At the end of January, I had the privilege of attending the Surdna Foundation’s Inclusive Economies convening. It is not unusual for me to attend an industry conference and leave without having any new tangible take-aways.
With this convening, I experienced the polar opposite: every conversation, every topic, every thought leader I met brought so much rich content, it flooded my mind with new ideas and my heart with new relationships.
Let me give you an example: while I’ve worked in the CDFI field for over a decade, the attendees here included film makers, policy leaders, data strategists, lawyers, activists, impact investors, and workforce advocates – all equally committed to creating an inclusive economy – the vast majority of whom I had never met. To say that this group was cross-functional would be under-representing what it was like to be there. Some of the language others were fluent in were new to me; the concept of operating with the quality of ‘ubuntu’ for example was something I had to look up (it is difficult to explain in English but often gets interpreted as ‘humanity’).
Connecting nature and economy:
More profound for me, however, was the direct link made between the world of finance and the world surrounding us in nature.
While I grew up going backpacking with my dad and even made a solo through hike on the John Muir Trail, I had never connected nature with finance. But there were several times during the convening where the inquiry went beyond using the commonly referenced term “ecosystem” and instead dove into concepts like what is the keystone species in our current system that we must evolve if we want to create a new, more inclusive economy?
It is no secret that our financial system is not working for all of our communities sufficiently, that is, after all, why ICA’s work is so critical, but I have not found a solid example of something to offer as an alternative. I have instead found myself driven to experiment and try new approaches hoping for different outcomes.
“It is no secret that our financial system is not working for all of our communities sufficiently"
So what does it mean to model community finance after mother nature and how does this impact our work at ICA? Well, interest rates and expected returns in impact investing are consistently tied to ‘market rate returns’ meaning, financial returns that mirror the established financial markets which typically range from low teens to mid twenty percent. But now I’m left wondering, is the financial market sustainable? Can it survive several hundred years if it’s getting upwards of 10% returns? After all, Sequoias live to be several hundred years old but only grow at ~4% a year.

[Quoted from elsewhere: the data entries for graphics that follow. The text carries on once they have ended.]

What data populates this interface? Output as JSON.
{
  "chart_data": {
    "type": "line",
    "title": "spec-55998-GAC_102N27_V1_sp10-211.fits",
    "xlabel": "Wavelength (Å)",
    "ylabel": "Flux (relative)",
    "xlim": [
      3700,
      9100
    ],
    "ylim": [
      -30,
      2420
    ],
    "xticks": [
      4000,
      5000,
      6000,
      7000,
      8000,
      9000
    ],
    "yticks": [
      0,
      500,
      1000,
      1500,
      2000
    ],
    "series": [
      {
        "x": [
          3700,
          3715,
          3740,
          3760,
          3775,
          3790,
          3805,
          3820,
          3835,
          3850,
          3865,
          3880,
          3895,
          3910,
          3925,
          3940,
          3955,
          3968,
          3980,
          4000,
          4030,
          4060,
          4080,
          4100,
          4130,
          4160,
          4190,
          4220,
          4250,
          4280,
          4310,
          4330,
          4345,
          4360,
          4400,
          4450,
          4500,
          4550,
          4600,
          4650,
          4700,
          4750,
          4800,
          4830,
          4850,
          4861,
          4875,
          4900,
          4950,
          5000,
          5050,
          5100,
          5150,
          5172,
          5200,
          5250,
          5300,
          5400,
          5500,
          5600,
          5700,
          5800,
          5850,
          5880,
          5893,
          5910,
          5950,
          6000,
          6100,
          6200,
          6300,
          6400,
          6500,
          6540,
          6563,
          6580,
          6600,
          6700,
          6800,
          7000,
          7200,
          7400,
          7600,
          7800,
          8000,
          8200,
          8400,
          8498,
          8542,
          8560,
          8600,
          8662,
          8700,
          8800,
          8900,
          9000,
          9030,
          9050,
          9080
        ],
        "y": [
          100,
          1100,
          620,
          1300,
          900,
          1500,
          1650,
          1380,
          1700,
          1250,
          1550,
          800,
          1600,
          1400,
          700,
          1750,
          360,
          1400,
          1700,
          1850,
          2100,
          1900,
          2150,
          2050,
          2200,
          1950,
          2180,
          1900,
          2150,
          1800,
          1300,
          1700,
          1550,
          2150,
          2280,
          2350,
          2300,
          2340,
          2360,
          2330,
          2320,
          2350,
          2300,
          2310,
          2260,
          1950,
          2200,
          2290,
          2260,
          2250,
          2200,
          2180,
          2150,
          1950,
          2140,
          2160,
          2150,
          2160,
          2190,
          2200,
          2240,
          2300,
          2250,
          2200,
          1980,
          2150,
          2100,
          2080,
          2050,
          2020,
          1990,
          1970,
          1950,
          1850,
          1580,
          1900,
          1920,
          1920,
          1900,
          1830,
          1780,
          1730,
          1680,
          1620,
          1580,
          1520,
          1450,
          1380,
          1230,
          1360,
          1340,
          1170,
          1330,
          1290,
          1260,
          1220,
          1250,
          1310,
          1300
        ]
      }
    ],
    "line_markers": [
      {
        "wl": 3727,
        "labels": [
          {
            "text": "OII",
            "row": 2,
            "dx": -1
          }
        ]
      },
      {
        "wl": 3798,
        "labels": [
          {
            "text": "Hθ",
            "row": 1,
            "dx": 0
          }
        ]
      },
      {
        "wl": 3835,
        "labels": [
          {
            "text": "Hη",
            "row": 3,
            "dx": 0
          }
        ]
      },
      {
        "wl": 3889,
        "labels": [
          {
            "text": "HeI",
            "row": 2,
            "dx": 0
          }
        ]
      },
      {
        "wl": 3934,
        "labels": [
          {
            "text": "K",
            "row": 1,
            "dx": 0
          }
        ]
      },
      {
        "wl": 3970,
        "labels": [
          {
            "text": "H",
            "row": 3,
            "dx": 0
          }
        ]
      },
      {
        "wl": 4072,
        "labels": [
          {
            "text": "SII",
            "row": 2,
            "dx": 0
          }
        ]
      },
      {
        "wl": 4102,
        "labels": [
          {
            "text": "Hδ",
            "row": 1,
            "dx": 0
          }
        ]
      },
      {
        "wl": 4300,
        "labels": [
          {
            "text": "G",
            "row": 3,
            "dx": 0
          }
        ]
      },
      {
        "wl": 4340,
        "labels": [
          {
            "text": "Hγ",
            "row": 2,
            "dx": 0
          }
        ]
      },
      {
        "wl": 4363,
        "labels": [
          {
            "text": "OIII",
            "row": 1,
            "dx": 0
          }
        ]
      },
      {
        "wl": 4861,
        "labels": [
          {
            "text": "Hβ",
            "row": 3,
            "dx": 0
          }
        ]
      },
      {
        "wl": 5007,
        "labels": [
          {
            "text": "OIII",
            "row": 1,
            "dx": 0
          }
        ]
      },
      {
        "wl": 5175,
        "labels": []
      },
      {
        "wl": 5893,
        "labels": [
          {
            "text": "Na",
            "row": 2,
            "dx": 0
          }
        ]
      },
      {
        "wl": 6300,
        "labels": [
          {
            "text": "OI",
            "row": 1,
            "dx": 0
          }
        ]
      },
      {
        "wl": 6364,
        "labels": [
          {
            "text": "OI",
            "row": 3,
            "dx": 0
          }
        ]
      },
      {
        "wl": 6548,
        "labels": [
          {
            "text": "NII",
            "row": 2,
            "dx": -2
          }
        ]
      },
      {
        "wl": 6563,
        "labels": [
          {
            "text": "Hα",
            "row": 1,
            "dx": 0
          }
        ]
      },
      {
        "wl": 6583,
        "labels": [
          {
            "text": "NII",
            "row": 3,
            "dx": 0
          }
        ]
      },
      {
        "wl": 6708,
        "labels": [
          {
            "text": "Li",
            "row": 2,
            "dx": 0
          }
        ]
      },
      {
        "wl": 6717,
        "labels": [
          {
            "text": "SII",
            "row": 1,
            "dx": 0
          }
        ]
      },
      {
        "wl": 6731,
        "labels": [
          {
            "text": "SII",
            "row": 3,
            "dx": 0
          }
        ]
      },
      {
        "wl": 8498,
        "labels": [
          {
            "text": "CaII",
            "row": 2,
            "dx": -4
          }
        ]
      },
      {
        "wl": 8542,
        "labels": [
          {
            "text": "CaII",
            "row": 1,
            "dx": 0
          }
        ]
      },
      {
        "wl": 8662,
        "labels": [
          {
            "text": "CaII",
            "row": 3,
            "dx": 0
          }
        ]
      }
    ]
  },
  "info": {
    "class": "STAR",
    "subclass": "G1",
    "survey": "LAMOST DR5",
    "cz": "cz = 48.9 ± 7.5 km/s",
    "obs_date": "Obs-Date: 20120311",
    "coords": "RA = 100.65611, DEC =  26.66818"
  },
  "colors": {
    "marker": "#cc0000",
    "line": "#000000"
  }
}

The market is efficiently extracting value out of our communities and economies, but if we look to nature, what would be required to have the markets create and sustain value over the long haul? What kind of returns should we be targeting?
The biggest questions for me right now are:
- what are the factors that we are missing in our current financial calculations?
- Which factors, reflective of the long-term impacts, both intended and unintended, should be captured so that our financial markets can incentivize a truly sustainable economic ecosystem?
These questions stuck with me long after the Surdna convening. I have found some answers but many more questions remain open.
re-Defining ESG:
The common ESG lens which analyzes business impacts from the Environmental, Social and Corporate Governance perspectives, has much more research and established indicators around the ‘E’ and the ‘G’ then it does around the ‘S’ at the moment.
So what should go into the social metrics we track and value? ICA has led, alongside several others in the field, the prominent establishment of good jobs and what it means to create them, as well as to incentivize and invest in their creation as a metric / standard / aspirational goal, etc. We’ve also talked about economic freedom and wealth creation. These are all certainly important, easy to understand, and relate to when it comes to meaningful social metrics.
“Now it’s time to take this work further and figure out how we can capture the full ROI of investing in people through good jobs, yes, but also in terms of generating wealth for the businesses, the people and the community.
Now it’s time to take this work further and figure out how we can capture the full ROI of investing in people through good jobs, yes, but also in terms of generating wealth for the businesses, the people and the community. And by investing in people, we mean all people. Not just a subset that meets the criteria of a financial system currently used that was created by and for a certain demographic; namely white men.
Going further:
At ICA we are working to create an economy that works for all and we are achieving this vision by accelerating great businesses through mentorship and investments to close the racial and gender wealth gaps. Every day we work with small business owners committed to this mission and every day with our partners and we are lifting up the bright spots in our economy. The companies we work with are already growing and through the work of our Accelerator or through our investments, they can flourish and scale.
Just as nature keeps a thriving, unique ecosystem for all of life we must also ensure that our financial system creates the opportunity for all people to thrive.
While we may not have all the answers, we feel confident that we are asking the right questions. And together with our esteemed partners in the field, and the inspiring entrepreneurs we work with, we are committed to finding them.
Allison Kelly is CEO of ICA Fund Good Jobs.